Seems like they are marked as bogus. But spamhaus is not DNSSEC signed?

If they are really marked bogus for some mysterious reason, then the
1.1.0 version will even stronger reject it; 1.1.0 does not query
nameservers with bogus addresses. But 1.0.2 did query bogus addresses,
so it isn't really the reason things are wrong for you.

The reason that things are going wrong is the TTL for A records much
lower than AAAA records. This is also exactly what I fixed for. I do
not really understand this massive difference in A and AAAA time values.
It could be 'coincidence' in the lookups. Jaco told me a smaller zone
had the problem more often, which supports the randomness (more likely
with less records).

I hope the fix works for you, let me know if you get new troubles.

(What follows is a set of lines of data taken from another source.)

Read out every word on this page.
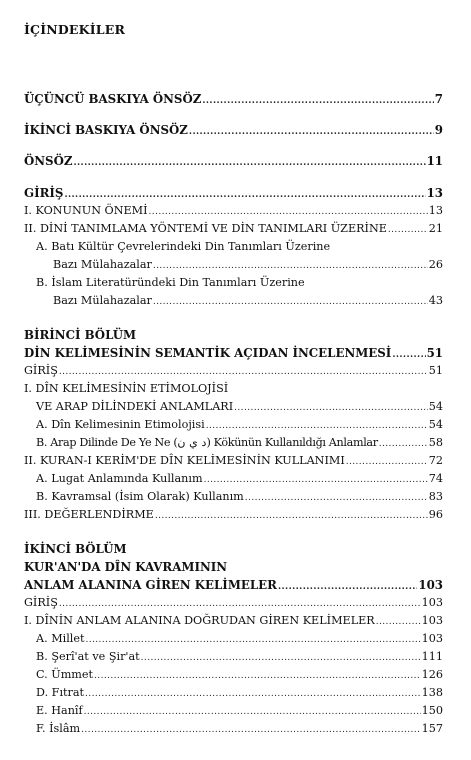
İÇİNDEKİLER
ÜÇÜNCÜ BASKIYA ÖNSÖZ .....	7
İKİNCİ BASKIYA ÖNSÖZ .....	9
ÖNSÖZ .....	11
GİRİŞ .....	13
I. KONUNUN ÖNEMİ .....	13
II. DİNİ TANIMLAMA YÖNTEMİ VE DİN TANIMLARI ÜZERİNE .....	21
A. Batı Kültür Çevrelerindeki Din Tanımları Üzerine
Bazı Mülahazalar .....	26
B. İslam Literatüründeki Din Tanımları Üzerine
Bazı Mülahazalar .....	43
BİRİNCİ BÖLÜM
DİN KELİMESİNİN SEMANTİK AÇIDAN İNCELENMESİ .....	51
GİRİŞ .....	51
I. DÎN KELİMESİNİN ETİMOLOJİSİ
VE ARAP DİLİNDEKİ ANLAMLARI .....	54
A. Dîn Kelimesinin Etimolojisi .....	54
B. Arap Dilinde De Ye Ne (د ي ن) Kökünün Kullanıldığı Anlamlar .....	58
II. KURAN-I KERİM'DE DÎN KELİMESİNİN KULLANIMI .....	72
A. Lugat Anlamında Kullanım .....	74
B. Kavramsal (İsim Olarak) Kullanım .....	83
III. DEĞERLENDİRME .....	96
İKİNCİ BÖLÜM
KUR'AN'DA DÎN KAVRAMININ
ANLAM ALANINA GİREN KELİMELER .....	103
GİRİŞ .....	103
I. DÎNİN ANLAM ALANINA DOĞRUDAN GİREN KELİMELER .....	103
A. Millet .....	103
B. Şerî'at ve Şir'at .....	111
C. Ümmet .....	126
D. Fıtrat .....	138
E. Hanîf .....	150
F. İslâm .....	157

By the way, about the huge log files, the upcoming 1.1.0 release has a
remote control tool where you can change the verbosity online, once the
problem has happened, to very high, then log a couple queries, and turn
verbosity back down again.

Best regards,
Wouter

Florian_Weimer · November 18, 2008, 2:56pm

* Wouter Wijngaards:

So, do I understand correctly, that you only did +norec queries (any
query without +norec updated the cache so could invalidate further
results), and that you only got replies for most of the nameservers with
+norec +cdflag +dnssec ?

+dnssec implies +bufsize=4096, so it's likely that it's just a side
effect.

The reason that things are going wrong is the TTL for A records much
lower than AAAA records. This is also exactly what I fixed for. I do
not really understand this massive difference in A and AAAA time values.

Uhm, why should they expire at the same time from an LRU cache?